The council is split along its usual political lines. Council Members Rainville and Osman, who together toured the Sleep Number building’s urban data center this month, argue that the kind of 20 to 40 megawatt data center that could occupy vacant downtown office space is fundamentally different from the 300 to 400 megawatt rural hyperscale facilities driving the national opposition movement. The Sleep Number building sold for $235 million earlier this year, more than eight times its assessed value as of early 2025, because it houses a data center, and moderates argue that a moratorium sends a signal that forecloses that kind of urban data center economic development precisely when downtown Minneapolis needs new demand for vacant commercial space.
Council Member Wonsley countered that data centers are corporate players who suck up natural resources and that there are other ways to generate downtown revenue. Council President Payne said those who see data centers as the saviour of downtown are wishcasting.
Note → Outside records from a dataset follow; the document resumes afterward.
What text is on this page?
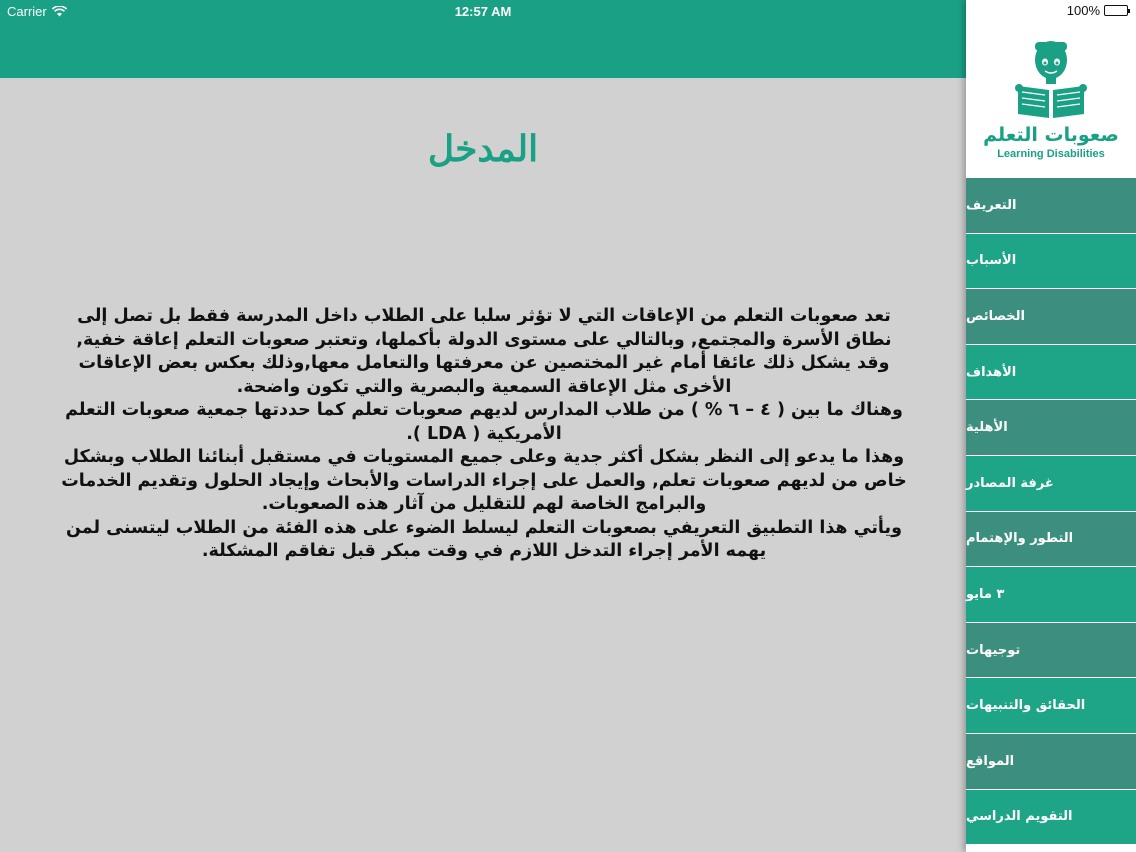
المدخل

تعد صعوبات التعلم من الإعاقات التي لا تؤثر سلبا على الطلاب داخل المدرسة فقط بل تصل إلى نطاق الأسرة والمجتمع, وبالتالي على مستوى الدولة بأكملها، وتعتبر صعوبات التعلم إعاقة خفية, وقد يشكل ذلك عائقا أمام غير المختصين عن معرفتها والتعامل معها,وذلك بعكس بعض الإعاقات الأخرى مثل الإعاقة السمعية والبصرية والتي تكون واضحة.

وهناك ما بين ( ٤ – ٦ % ) من طلاب المدارس لديهم صعوبات تعلم كما حددتها جمعية صعوبات التعلم الأمريكية ( LDA ).

وهذا ما يدعو إلى النظر بشكل أكثر جدية وعلى جميع المستويات في مستقبل أبنائنا الطلاب وبشكل خاص من لديهم صعوبات تعلم, والعمل على إجراء الدراسات والأبحاث وإيجاد الحلول وتقديم الخدمات والبرامج الخاصة لهم للتقليل من آثار هذه الصعوبات.

ويأتي هذا التطبيق التعريفي بصعوبات التعلم ليسلط الضوء على هذه الفئة من الطلاب ليتسنى لمن يهمه الأمر إجراء التدخل اللازم في وقت مبكر قبل تفاقم المشكلة.

صعوبات التعلم
Learning Disabilities
التعريف
الأسباب
الخصائص
الأهداف
الأهلية
غرفة المصادر
التطور والإهتمام
٣ مايو
توجيهات
الحقائق والتنبيهات
المواقع
التقويم الدراسي
Carrier	12:57 AM	100%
The Statewide Dimension That Complicates the Vote
Minnesota HF 4888, introduced April 16, would impose a statewide moratorium on new data center permits until the Public Utilities Commission submits a comprehensive assessment of data center energy, water, and community impacts. The bill creates a specific tension for the Minneapolis council: a city moratorium passed today before HF 4888 becomes law creates a local regulatory layer that may or may not align with the eventual statewide framework. Several moderate council members cited the desire to see what the state does before acting locally as a reason to delay.
The Minnesota Legislature adjourned May 18 without passing HF 4888, which means the state-level safety net that some moderates were waiting for does not currently exist, removing one of the primary arguments for inaction. The vote tomorrow is the data center industry’s next test of whether the moratorium movement can take hold in a major city with a legitimate economic development counterargument for why data centers belong downtown.